If goods are manufactured by the seller on the basis of design data, drawings, models or other specifications of the buyer, the buyer shall indemnify and hold the seller harmless in the event of any infringement of industrial property rights.

Execution documents such as plans, sketches and other technical documents as well as samples, catalogues, brochures, illustrations and the like shall always remain the intellectual property of the seller and shall be subject to the relevant statutory provisions regarding reproduction, imitation, competition, etc.

  1. General information

In case individual provisions of the contract or these conditions should be invalid, the validity of the remaining provisions shall not be affected. The invalid provision shall be replaced by a valid provision that comes as close as possible to the intended purpose. In case of doubt, the German version of these General Terms and Conditions shall apply.

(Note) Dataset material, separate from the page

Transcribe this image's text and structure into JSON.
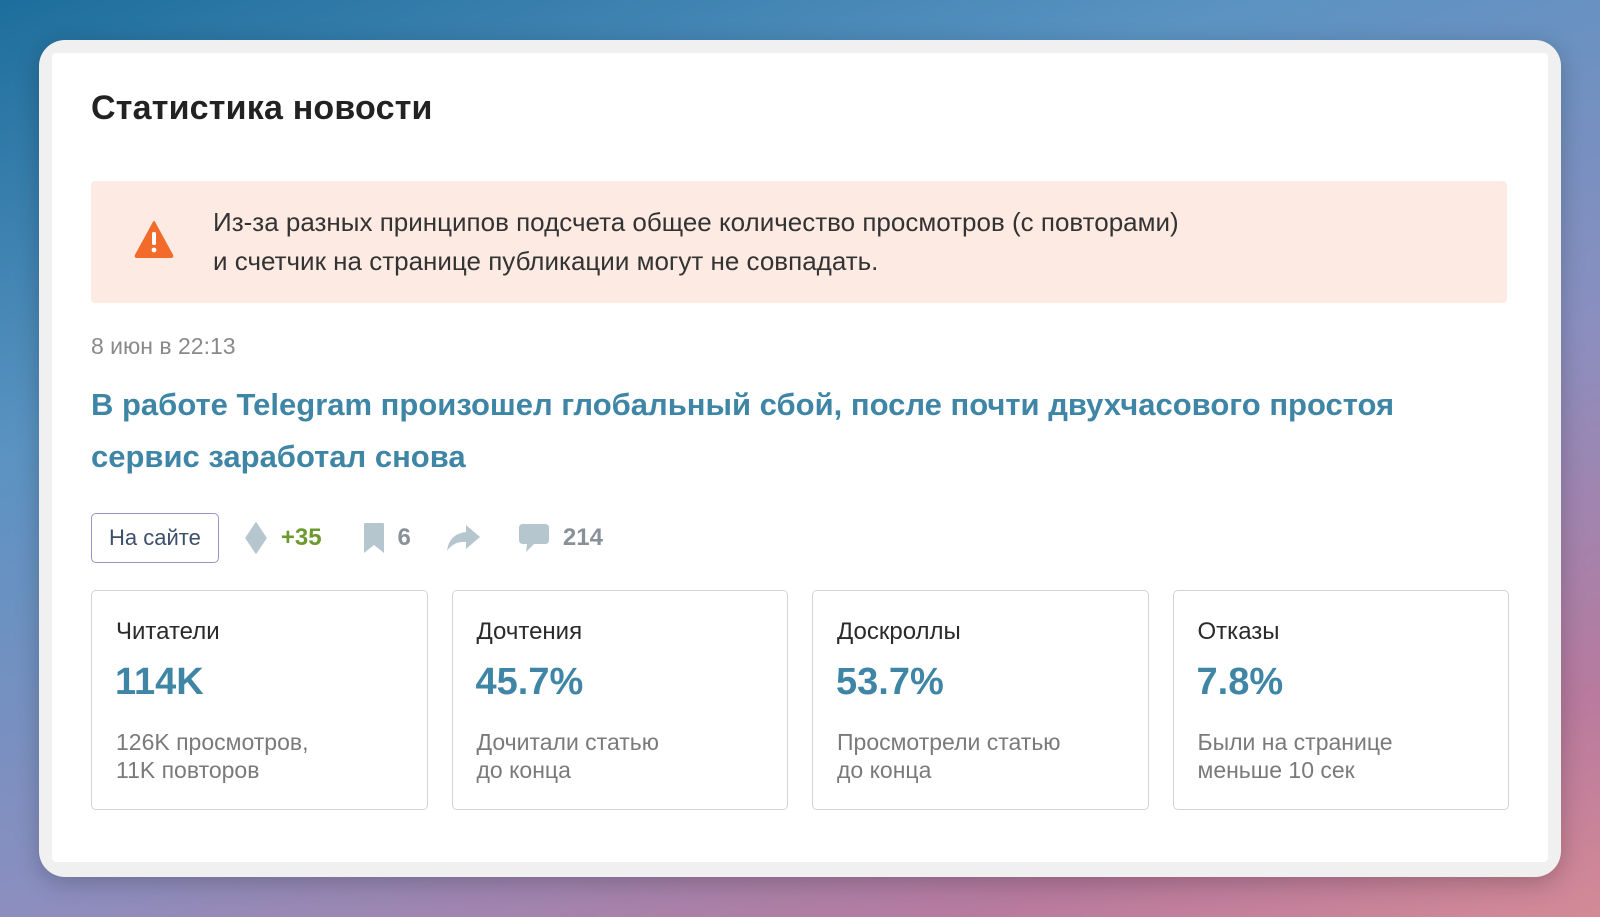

The German language version shall be regarded as the authentic version of the terms and conditions and shall also be used for the interpretation of the contract.

  1. Proviso

The fulfilment of the contract by the seller is subject to the proviso that there are no obstacles to its performance due to national or international export regulations, in particular no embargos and/or other sanctions.

  1. Right of revocation and withdrawal

The prerequisite for the buyer's withdrawal from the contract is, unless a more specific provision has been made, a delay in delivery attributable to gross negligence on the part of the seller as well as the unsuccessful expiry of a set, reasonable grace period. Withdrawal must be made in writing and delivered either to or to our business location.

Irrespective of his other rights, the seller is entitled to withdraw from the contract,

  1. if the execution of the delivery or the start or continuation of the performance is impossible for reasons for which the purchaser is responsible or is further delayed despite the setting of an appropriate period of grace,
  2. if doubts regarding the buyer's solvency have arisen and the buyer, at the seller's request, neither makes an advance payment nor provides a suitable security prior to delivery,
  3. if the buyer does not or not properly comply with the obligations imposed on him by point 15.

Withdrawal may also be declared with regard to a still open part of the delivery or service for the above reasons.

Irrespective of the seller's claims for damages, including pre-trial costs, in the event of rescission, services already rendered or partial services shall be invoiced and paid in accordance with the contract. This shall also apply if the delivery or service has not yet been accepted by the buyer and for preparatory actions performed by the seller. Instead of this, the seller shall also be entitled to demand the return of items already delivered.

Other consequences of the withdrawal are excluded.